I can't say that I've spent a lot of time thinking about this Grey's episode.  I have enough real life thinking to do where it comes to suicide and the deaths of young people.  But I do wonder:  could not there have been some kind of redemption for the man with the gun? 


  1. I don't remember the part about the man turning the gun on himself...I must have tuned it out or turned away. I had such a hard time with that entire episode. But yes, there might be some redemption IF the writers give McDreamy something to process regarding that conversation. It ought to bring on a full blown ethical crisis in him. We'll see though if it goes that way....that is IF I watch it...

  2. I'm glad you shared what you saw in the TV episode and how you felt.

    Short answer: Yes, of course, they could write redemption into any character's plot line.

    My question: Is there any kind of redemption for TV?

    But, of course, it's not about redemption. People have given up on redemption, overall, it seems to me. So, TV reflects the prevailing attitude, which seems to be (overly simplified): "Poor person over there. I hate that you have 'issues' but that's not my problem. You brought this on yourself by being (choose one) poor, lazy, depressed, mentally ill, born in a country not the U.S., not a Christian" and the list goes on and on.

    It seems to me that TV is reflecting the conventional wisdom value that some (privileged) lives are more valuable than others. And I also do think that people, even in church, have given up on redemption as a real possibility that we can participate in mediating for each other and ourselves.

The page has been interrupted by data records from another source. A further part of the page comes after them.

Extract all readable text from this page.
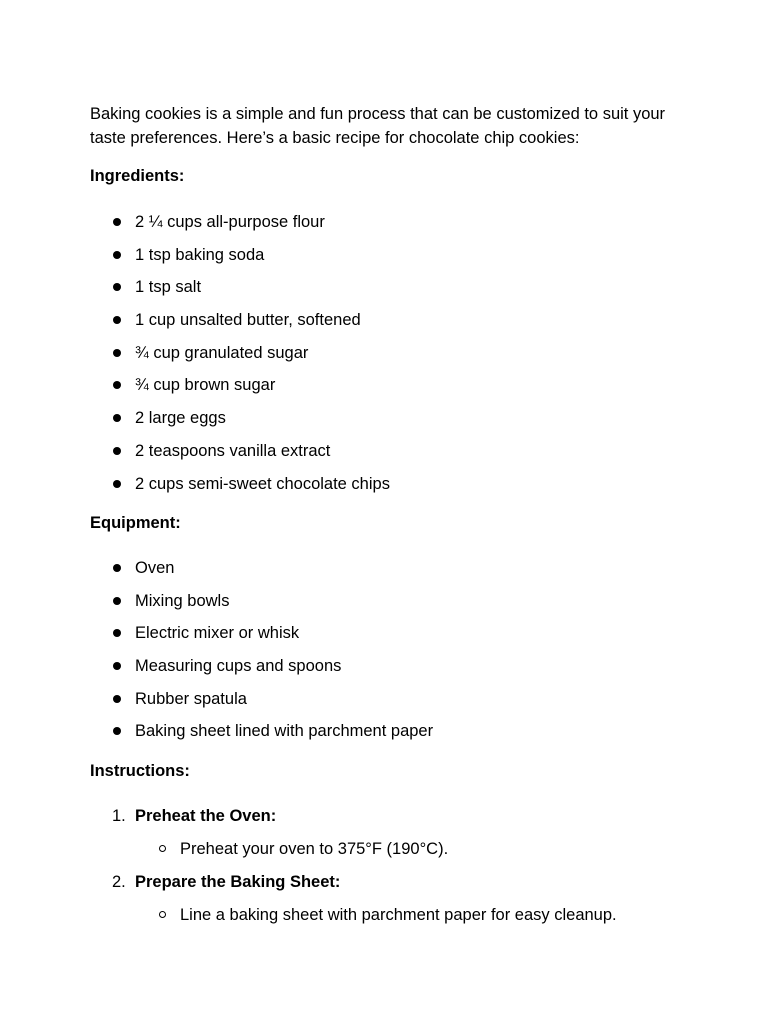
Baking cookies is a simple and fun process that can be customized to suit your taste preferences. Here’s a basic recipe for chocolate chip cookies:

Ingredients:

2 ¼ cups all-purpose flour
1 tsp baking soda
1 tsp salt
1 cup unsalted butter, softened
¾ cup granulated sugar
¾ cup brown sugar
2 large eggs
2 teaspoons vanilla extract
2 cups semi-sweet chocolate chips

Equipment:

Oven
Mixing bowls
Electric mixer or whisk
Measuring cups and spoons
Rubber spatula
Baking sheet lined with parchment paper

Instructions:

1. Preheat the Oven:
Preheat your oven to 375°F (190°C).
2. Prepare the Baking Sheet:
Line a baking sheet with parchment paper for easy cleanup.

    I'm not preaching this week, so forgive the mini-sermon-esque nature of this reply. I, too, have made decisions along the way about not watching something (movie, TV, etc.) that others judge a must-see. And I always look forward to what you write. Thank you.

  3. MP, it's the (former) chief, not Derick -- Derick is on the operating table.

    But after the speed-resolution of George's mother's grief, I don't hold out any hope.

  4. Somehow I stopped watching "Grey's" a few years ago, so I missed that. I used to watch "House," too, but don't seem to be consistent enough to watch anything anymore.

    I saw "The Town" yesterday and find it more disturbing today as it keeps coming to mind. So much shooting, dying, and ruined lives. Is Charlestown in Boston really like that?? Or is it typical of other communities? That is so frightening to see how trapped people are in their lives of origin. I'd rather see redemption, not just for one person!

    Wishing you peace as you continue living and caring.

  5. Unfortunately Robin, I sense you are correct. It seems the TV industry has created a culture of a 60 (or 30) minute fix for the challenges faced in life. And somehow the "bad guy/gal" whether it be on Grey's or the CSI's will not be granted the chance for redemption. A great sermon in the making on that one, Robin.

    BTW: I am loving, repeat, loving your quotes, photos, and backgrounds.

  6. I've never watched Grey's, so I can't comment on that, but as for redemption and television--Lost was very much about redemption, I thought.

    Mostly, I just wanted to mention how striking the new header/colors are.

  7. I don't watch that show, but once you live thru crushing loss, you can see right thru the tv/movie versions. They are so cavalier and it's disappointing. Music and poetry, and maybe some paintings, seem to be art forms with some integrity in describing the pain of loss. I'm thankful for those and often comforted by them.